Faster and accurate detection of E. coli
Kansas State University researchers are helping the cattle industry save millions of dollars each year by developing earlier and accurate detection of E. coli. They have developed and validated a molecular assay that can detect and quantify major genes specific for Shiga toxin-producing E. coli O157:H7.

“Developing a method to detect E. coli before it can potentially contaminate the food supply benefits the beef industry by preventing costly recalls but also benefits the consumer by ensuring the safety of the beef supply,” said Lance Noll, master’s student in veterinary biomedical science. The newly developed test is a molecular assay, or polymerase chain reaction (PCR), that detects bacteria based on genetic sequences, which are the bacteria’s “fingerprints”. The test is rapid and less labor-intensive than existing detection methods. The method can be automated and test many samples in a short period of time.

The test can be used in a diagnostic or research laboratory to accurately detect E. coli and can help with quality control in cattle facilities. “The novelty of this test is that it targets four genes,” said T.G. Nagaraja, university distinguished professor of diagnostic medicine and pathobiology. “We are constantly working on finding better and more sensitive ways to detect these pathogens of E. coli in cattle feces.”

CO2 laser labels on orangesCO2 laser labels fresh produce
Laser-marked labels for fresh fruits and vegetables will soon be on the shelves of some UK supermarkets, thanks to an agreement between leading retailer Marks & Spencer and technology company Laser Food, Valencia, Spain. The British retailer will be piloting the laser labeling system with oranges in several of its stores over the coming months. If successful, Marks & Spencer said the technology could potentially be used with other fruit and vegetable categories in the future.

“We thought it was an interesting concept to try because often fresh produce is stickered, which can be difficult to remove, plus there can be a lot of design changes, so growers can be left with stockpiles of stickers that they can’t use,” said Andrew Mellonie, Senior Agronomist at Marks & Spencer. “From this point of view, the concept would fit in with Marks & Spencer’s Plan A for sustainability.”

The technology, which offers a cost-effective, eco-friendly alternative to traditional, paper fruit labels, works by removing the pigment from a miniscule area of fruit surfaces and applying contrasting liquid, allowing producers to inscribe almost any form of logo.

Some foodstuffs develop a distinguishable mark on its surface due to the direct depigmentation action of the carbon dioxide laser beam.
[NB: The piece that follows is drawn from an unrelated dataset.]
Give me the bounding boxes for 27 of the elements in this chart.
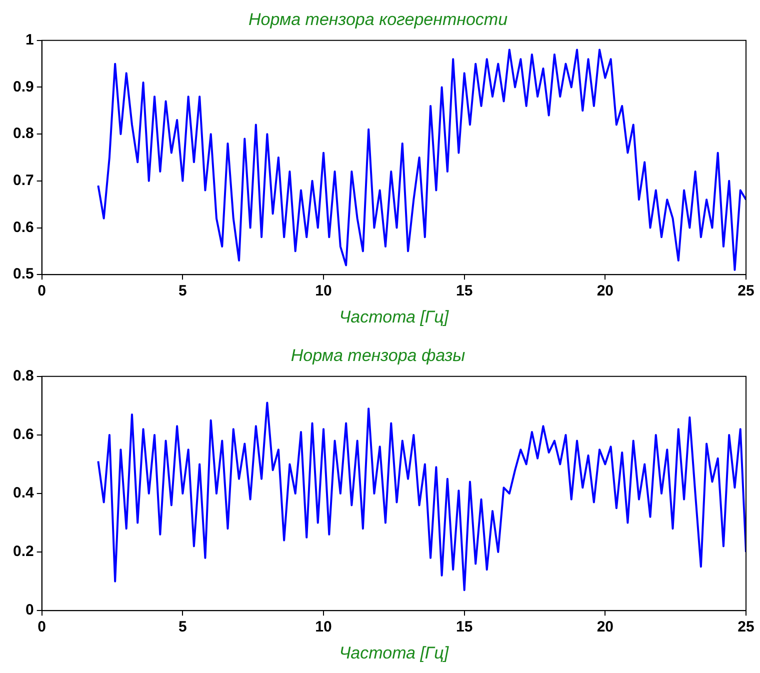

However, some produce do not mark easily. For those products, the EU permits the use of iron oxides and hydroxides (E 172) as a contrast enhancer, hydroxypropyl methyl cellulose (E 464) as a glazing agent, and polysorbates (E 432-436) as emulsifiers in the contrast enhancer preparation in order to improve the contrast and to allow indelible marking of certain fruits.

Tomato fiber for car parts
Ford Motor Co. and H.J. Heinz Co. are exploring the use of tomato fibers in developing sustainable, composite materials for use in vehicle manufacturing. Specifically, dried tomato skins could become the wiring brackets in a Ford vehicle or the storage bin a Ford customer uses to hold coins and other small objects.

“We are exploring whether this food processing byproduct makes sense for an automotive application,” said Ellen Lee, Plastics Research Technical Specialist for Ford. “Our goal is to develop a strong, lightweight material that meets our vehicle requirements, while at the same time reducing our overall environmental impact.”

At Heinz, researchers were looking for innovative ways to recycle and repurpose peels, stems, and seeds from the more than 2 million tons of tomatoes the company uses annually to produce its best-selling product: Heinz Ketchup. “We are delighted that the technology has been validated,” said Vidhu Nagpal, Associate Director, Packaging R&D for Heinz. “Although we are in the very early stages of research, and many questions remain, we are excited about the possibilities this could produce for both Heinz and Ford, and the advancement of sustainable 100% plant-based plastics.”